Die Schleuse zur AUGL-Station öffnete sich — ein riesiger, düsterer Tank, der mit grünlichem, lauwarmem Wasser gefüllt war und eine Tiefe von fast siebzig Metern und einen Durchmesser von mehr als hundertfünfzig Metern besaß. Conway mußte bald feststellen, daß das Unterfangen, die Neuankömmlinge von der Schleuse zum Korridoreingang auf der anderen Seite zu bringen, einem dreidimensionalen Herdentrieb durch grünen Klebstoff gleichkam. Mit Ausnahme des Creppelianers verloren alle anderen binnen weniger Minuten ihren Orientierungssinn. Wild gestikulierend und laut die Richtung angebend, mußte Conway wie ein Wahnsinniger um sie herumschwimmen, und trotz der chemischen Kühl- und Trockenmittel fühlte er sich in seinem Taucheranzug allmählich wie in einer überhitzten Sauna. Etliche Male geriet er derart in Wut, daß er seine Schützlinge vor Aufregung in die falsche Richtung dirigierte.

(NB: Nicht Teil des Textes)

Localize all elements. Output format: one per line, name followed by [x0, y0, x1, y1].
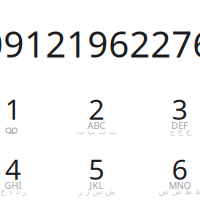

Und ausgerechnet in einem ganz besonders chaotischen Augenblick schwamm einer der AUGL-Patienten — ein etwa zwölf Meter langes, krokodilähnliches Wesen vom Planeten Chalderescol II — schwerfällig auf sie zu. Etwa fünf Meter vor ihnen hielt der Chalder inne, wobei er unter den AACPs beinahe eine Panik ausgelöst hätte, sagte nur abfällig „Studenten!“ und machte sich wieder davon. Chalder waren besonders während der Genesungsphase alles andere als freundlich, aber auch dieser Zwischenfall konnte nicht dazu beitragen, Conways Wut über das in seinen Augen undisziplinierte Verhalten seiner Schützlinge zu zähmen.

Als er schließlich alle im Korridor auf der anderen Seite des Tanks beisammen hatte, schien weit mehr als nur eine Viertelstunde vergangen zu sein.

„Etwa dreihundert Meter weiter befindet sich in diesem Korridor die Verbindungsschleuse zur Sauerstoffabteilung der Aufnahmestation. Dort läßt sich das, was in der Aufnahme vor sich geht, am besten beurteilen“, sagte Conway. „Diejenigen von Ihnen, die sich nur gegen das Wasser schützen mußten, werden dort ihre Anzüge ablegen, alle anderen begeben sich direkt hindurch. und wenn das nicht reibungslos klappt, mache ich Ihnen die Hölle heiß!“

Während er mit den anderen auf die Schleuse zuschwamm, sagte der Creppelianer zu einem der AACPs: „Nach unserer Vorstellung ist die Hölle mit kochendheißem Dampf gefüllt, aber man muß schon ganz schön böse gewesen sein, um dort hinzukommen.“ Daraufhin antwortete der AACP: „Unsere Hölle ist zwar auch heiß, aber dort herrscht leider absolute Trockenheit, und man verkommt sozusagen zu Dörrgemüse.“

Conway wollte sich schon dafür entschuldigen, daß er gerade die Geduld verloren hatte, weil er fürchtete, die Gefühle des einen oder anderen Extraterrestriers verletzt zu haben, aber offenbar hatten sie das, was er zuvor gesagt hatte, nicht sonderlich ernst genommen.